Du reste, ce fut l'officier qui vint la trouver en premier. La petite dernière de la famille lui avait rappelé fort à propos qu'ils décodaient bien les émotions. Ils seraient à même de voir qui mentait et donc qui était impliqué. Le brun la trouva donc couchée sur le toit où Yuzuki avait l'habitude de venir se détendre. Guren la salua, puis lui présenta les motifs de sa visite.
« Oui j'ai entendu parler de ces pilules. Et où est le problème ?» lança-t-elle.
« Le problème c'est qu'elles sont mortelles à trop haute dose. Autrement dit à partir de deux pilules. Officiellement, l'enquête a été confiée à quelqu'un d'autre, mais je souhaiterais que tu enquêtes dans l'ombre.» développa Guren en s'asseyant.
« Aaah de l'espionnage. Intéressant. Pour tout te dire, c'est la période des examens en ce moment, et je suis très occupée par les révisions. C'est certainement la cause de ce trafic. Vu leur provenance, il y a certainement un militaire d'impliqué là-dedans.» commença Yuzuki.
« C'est aussi ce que je pense, reste à connaître son grade.» approuva Guren.

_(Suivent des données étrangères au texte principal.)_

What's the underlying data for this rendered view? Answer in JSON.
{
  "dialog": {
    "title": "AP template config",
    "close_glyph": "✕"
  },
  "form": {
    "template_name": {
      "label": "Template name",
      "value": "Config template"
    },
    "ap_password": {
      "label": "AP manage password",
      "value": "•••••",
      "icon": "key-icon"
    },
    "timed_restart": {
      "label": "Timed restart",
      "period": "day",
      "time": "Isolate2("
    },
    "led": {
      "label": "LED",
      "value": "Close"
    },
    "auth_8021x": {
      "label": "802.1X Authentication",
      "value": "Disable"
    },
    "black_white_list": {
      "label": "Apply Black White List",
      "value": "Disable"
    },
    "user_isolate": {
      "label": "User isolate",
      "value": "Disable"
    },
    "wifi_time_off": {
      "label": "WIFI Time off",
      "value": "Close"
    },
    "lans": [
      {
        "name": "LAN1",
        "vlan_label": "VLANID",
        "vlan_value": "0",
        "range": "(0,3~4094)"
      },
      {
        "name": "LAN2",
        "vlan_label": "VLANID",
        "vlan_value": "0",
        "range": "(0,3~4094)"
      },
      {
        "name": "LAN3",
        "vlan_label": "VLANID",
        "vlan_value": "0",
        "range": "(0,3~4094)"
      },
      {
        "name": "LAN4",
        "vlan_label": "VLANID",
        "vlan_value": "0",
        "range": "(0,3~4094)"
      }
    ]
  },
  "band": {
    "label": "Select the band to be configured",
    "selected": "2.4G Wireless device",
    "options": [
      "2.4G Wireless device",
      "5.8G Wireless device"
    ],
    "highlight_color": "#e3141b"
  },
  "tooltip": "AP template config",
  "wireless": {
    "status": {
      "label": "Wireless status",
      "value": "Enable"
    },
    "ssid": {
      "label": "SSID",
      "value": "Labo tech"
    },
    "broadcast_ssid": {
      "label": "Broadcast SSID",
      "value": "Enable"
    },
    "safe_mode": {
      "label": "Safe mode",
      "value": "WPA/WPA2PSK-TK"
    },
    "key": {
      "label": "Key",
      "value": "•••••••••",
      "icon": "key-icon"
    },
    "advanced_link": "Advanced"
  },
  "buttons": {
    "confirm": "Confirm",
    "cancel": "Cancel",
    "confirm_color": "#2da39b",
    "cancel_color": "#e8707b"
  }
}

« Bien. Voici ce que tu vas faire : faire une annonce lors des activités extrascolaires. Ils sont moins nombreux et en milieu ouvert. Il sera plus facile de voir leur visage à l'annonce de l'enquête.» demanda-t-elle.
« Et tu arriveras à voir chaque visage ?»
« Tu me prends pour une créature aux cent yeux ou quoi ? Bien sûr que non. Mais je sais comment m'y prendre, ne t'en fais pas. Je te montrerais ceux qui me paraîtront le plus suspects.» conclut-elle en se levant.
Yzuki se dirigea vers le grillage ceignant le toit terrasse.
« Tu pars bientôt pour Shinjuku je crois.» lança-t-elle.
« En effet. Nous allons reconquérir cette ville.» répondit-il en se levant.
« Avec mon sang ou bien …»
« Non hélas, pas encore. La recherche avance cependant. Les chercheurs pensent à fabriquer un gaz.» annonça Guren en s'approchant.
« Pas bête. Tâche d'être prudent en tout cas.» recommanda-t-elle.
« Tiens ? On s'inquiète pour moi maintenant ?» dit-il avec une note de sarcasme.
« Tout le monde s'inquiète pour toi, qu'est-ce que tu crois. C'est un sujet de conversation récurrent. Les enfants ont peur que tu ne reviennes pas.» informa Yuzuki.
« Ça ira. Je te dirais bien de leur dire de garder espoir, mais dans un monde pareil c'est un peu trop optimiste peut-être. Cependant …»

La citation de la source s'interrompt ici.